Amadou and Mariam are the musical darlings of the country. A married couple who
met in their youth as students at Bamako's Institute for the Young Blind, their music is a
blend of modern pop, activist rock, and praise singing. They have recorded and performed
worldwide with top international producers and artists.

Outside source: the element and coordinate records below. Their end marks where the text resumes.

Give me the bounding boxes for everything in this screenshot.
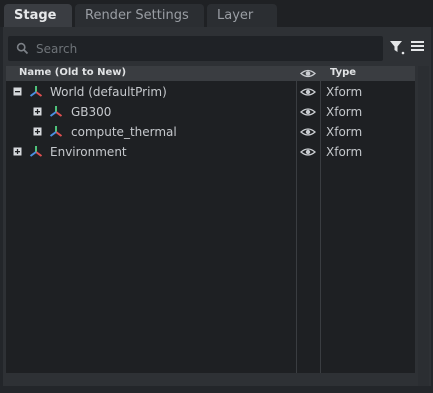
collapse-icon[interactable] (13, 87, 22, 96)
eye-icon[interactable] (296, 66, 320, 81)
tree-row-environment[interactable]: Environment Xform (6, 142, 415, 162)
xform-prim-icon (29, 86, 43, 97)
tree-header: Name (Old to New) Type (6, 66, 415, 81)
expand-icon[interactable] (33, 107, 42, 116)
visibility-toggle-icon[interactable] (300, 106, 316, 118)
search-icon (16, 42, 29, 55)
prim-name: Environment (50, 145, 127, 159)
menu-icon[interactable] (410, 39, 426, 53)
xform-prim-icon (29, 146, 43, 157)
stage-tree: Name (Old to New) Type World (defaultPri… (6, 66, 415, 373)
column-header-type[interactable]: Type (330, 67, 356, 78)
filter-icon[interactable] (388, 38, 406, 56)
column-header-name[interactable]: Name (Old to New) (19, 67, 126, 78)
xform-prim-icon (49, 106, 63, 117)
xform-prim-icon (49, 126, 63, 137)
prim-name: compute_thermal (71, 125, 177, 139)
tree-row-world[interactable]: World (defaultPrim) Xform (6, 82, 415, 102)
expand-icon[interactable] (13, 147, 22, 156)
search-bar[interactable] (8, 36, 383, 61)
visibility-toggle-icon[interactable] (300, 146, 316, 158)
tab-render-settings[interactable]: Render Settings (75, 4, 204, 27)
prim-type: Xform (326, 85, 363, 99)
search-input[interactable] (34, 38, 378, 60)
stage-panel: Name (Old to New) Type World (defaultPri… (3, 27, 431, 386)
tab-stage[interactable]: Stage (4, 4, 72, 27)
tab-bar: Stage Render Settings Layer (0, 0, 433, 27)
tree-row-compute-thermal[interactable]: compute_thermal Xform (6, 122, 415, 142)
prim-type: Xform (326, 145, 363, 159)
prim-name: GB300 (71, 105, 112, 119)
tree-row-gb300[interactable]: GB300 Xform (6, 102, 415, 122)
vertical-scrollbar[interactable] (418, 66, 429, 386)
visibility-toggle-icon[interactable] (300, 126, 316, 138)
tab-layer[interactable]: Layer (207, 4, 277, 27)
prim-name: World (defaultPrim) (50, 85, 167, 99)
expand-icon[interactable] (33, 127, 42, 136)
visibility-toggle-icon[interactable] (300, 86, 316, 98)
prim-type: Xform (326, 105, 363, 119)
prim-type: Xform (326, 125, 363, 139)
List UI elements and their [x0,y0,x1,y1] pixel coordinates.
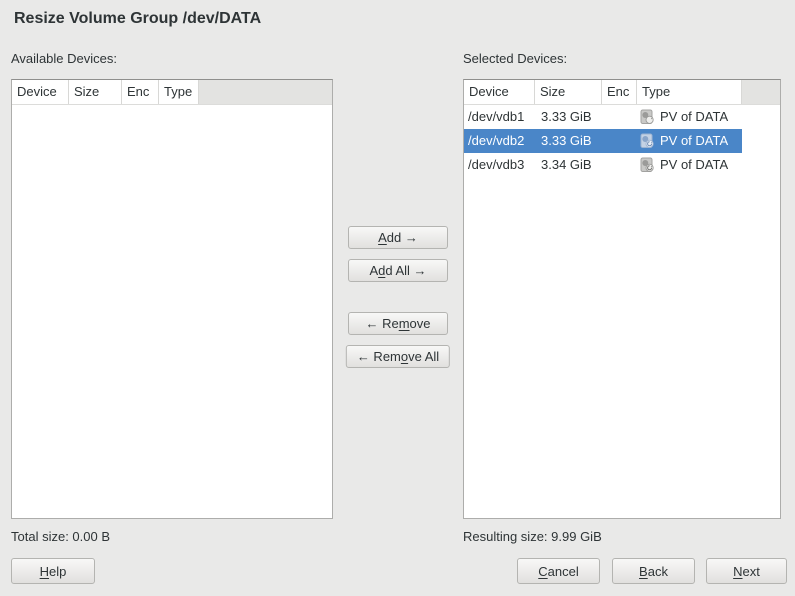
cancel-button[interactable]: Cancel [517,558,600,584]
cancel-button-mnemonic: C [538,564,547,579]
cell-type: PV of DATA [637,153,742,177]
cell-device: /dev/vdb1 [464,105,535,129]
help-button[interactable]: Help [11,558,95,584]
cell-type-label: PV of DATA [660,129,728,153]
cell-enc [602,153,637,177]
cell-filler [742,153,780,177]
selected-table-body: /dev/vdb1 3.33 GiB PV of DATA /dev/v [464,105,780,177]
column-header-filler [199,80,332,104]
column-header-filler [742,80,780,104]
cell-type: PV of DATA [637,129,742,153]
cell-type-label: PV of DATA [660,105,728,129]
remove-all-button-label: ← Rem [357,349,401,364]
remove-button-label: ove [410,316,431,331]
cell-size: 3.34 GiB [535,153,602,177]
cancel-button-label: ancel [548,564,579,579]
remove-button[interactable]: ← Remove [348,312,448,335]
back-button-label: ack [648,564,668,579]
table-row[interactable]: /dev/vdb1 3.33 GiB PV of DATA [464,105,780,129]
pv-device-icon [639,133,655,149]
column-header-type[interactable]: Type [637,80,742,104]
next-button-label: ext [743,564,760,579]
next-button[interactable]: Next [706,558,787,584]
cell-device: /dev/vdb3 [464,153,535,177]
table-row[interactable]: /dev/vdb3 3.34 GiB PV of DATA [464,153,780,177]
cell-size: 3.33 GiB [535,105,602,129]
cell-enc [602,129,637,153]
selected-devices-label: Selected Devices: [463,51,567,66]
available-devices-label: Available Devices: [11,51,117,66]
column-header-enc[interactable]: Enc [602,80,637,104]
next-button-mnemonic: N [733,564,742,579]
add-all-button-label: A [369,263,378,278]
remove-all-button-mnemonic: o [401,349,408,364]
total-size-label: Total size: 0.00 B [11,529,110,544]
add-button-label: dd → [387,230,418,245]
column-header-type[interactable]: Type [159,80,199,104]
available-table-header: Device Size Enc Type [12,80,332,105]
pv-device-icon [639,157,655,173]
help-button-mnemonic: H [40,564,49,579]
add-all-button[interactable]: Add All → [348,259,448,282]
selected-table-header: Device Size Enc Type [464,80,780,105]
resize-volume-group-dialog: Resize Volume Group /dev/DATA Available … [0,0,795,596]
back-button-mnemonic: B [639,564,648,579]
selected-devices-table[interactable]: Device Size Enc Type /dev/vdb1 3.33 GiB [463,79,781,519]
column-header-size[interactable]: Size [69,80,122,104]
help-button-label: elp [49,564,66,579]
add-button-mnemonic: A [378,230,387,245]
remove-all-button[interactable]: ← Remove All [346,345,450,368]
table-row-selected[interactable]: /dev/vdb2 3.33 GiB PV of DATA [464,129,780,153]
resulting-size-label: Resulting size: 9.99 GiB [463,529,602,544]
remove-button-label: ← Re [365,316,398,331]
remove-all-button-label: ve All [408,349,439,364]
column-header-device[interactable]: Device [12,80,69,104]
cell-enc [602,105,637,129]
cell-type: PV of DATA [637,105,742,129]
add-all-button-label: d All → [385,263,426,278]
cell-filler [742,105,780,129]
cell-filler [742,129,780,153]
pv-device-icon [639,109,655,125]
remove-button-mnemonic: m [399,316,410,331]
column-header-device[interactable]: Device [464,80,535,104]
cell-device: /dev/vdb2 [464,129,535,153]
add-all-button-mnemonic: d [378,263,385,278]
available-devices-table[interactable]: Device Size Enc Type [11,79,333,519]
dialog-title: Resize Volume Group /dev/DATA [14,10,261,28]
column-header-size[interactable]: Size [535,80,602,104]
column-header-enc[interactable]: Enc [122,80,159,104]
cell-size: 3.33 GiB [535,129,602,153]
cell-type-label: PV of DATA [660,153,728,177]
back-button[interactable]: Back [612,558,695,584]
add-button[interactable]: Add → [348,226,448,249]
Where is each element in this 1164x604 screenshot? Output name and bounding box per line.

Kora master Toumani Diabate is a polio survivor, which has left him with limited
functionality of his legs. This is a rarely recognized trait of the world-renown musician, but
impressed upon audiences when he takes and leaves the stage on crutches at each
performance. At nearly every departure, he also takes the opportunity to urge audience
members and the press to stand against stigma and discrimination.
Timeless Essence
Amidst the major changes that both Hindustani and Mande music have seen over
the centuries, both have preserved their essential features and collective memories. Myths
evolve and practices adapt, but the hearts and minds of musicians always find their way
back to the same stories that have been told for millennia-- in praise singing, in
instrumentation, in performance. It is there, in that timeless essence that the traditions'
survival is ensured.
References
Conrad, David. "Oral Tradition & Perceptions of History from the Manding Peoples of West
Africa." Themes in West Africa's History. By Emmanuel K. Akyeampong. Athens: Ohio
UP, 2006. 73. Print.
Moorthy, Vijaya. Romance of the Raga. New Delhi: Abhinav Publications, 2001. Print.
Nayar, Sobhana. Bhatkhande's Contribution to Music. Mumbai: Popular Prakashan, 1989.
Print.
Shankar, Ravi. My Music, My Life. New York: Simon and Schuster, 1968. Print.
Toumani Diabate's Symmetric Orchestra (2007). In Boulevard De L'Indépendance [CD
Booklet]. New York City: Nonesuch Records.
Veer, Ram Avtar. Theory of Indian Music. New Delhi: Pankaj, 1980. Print.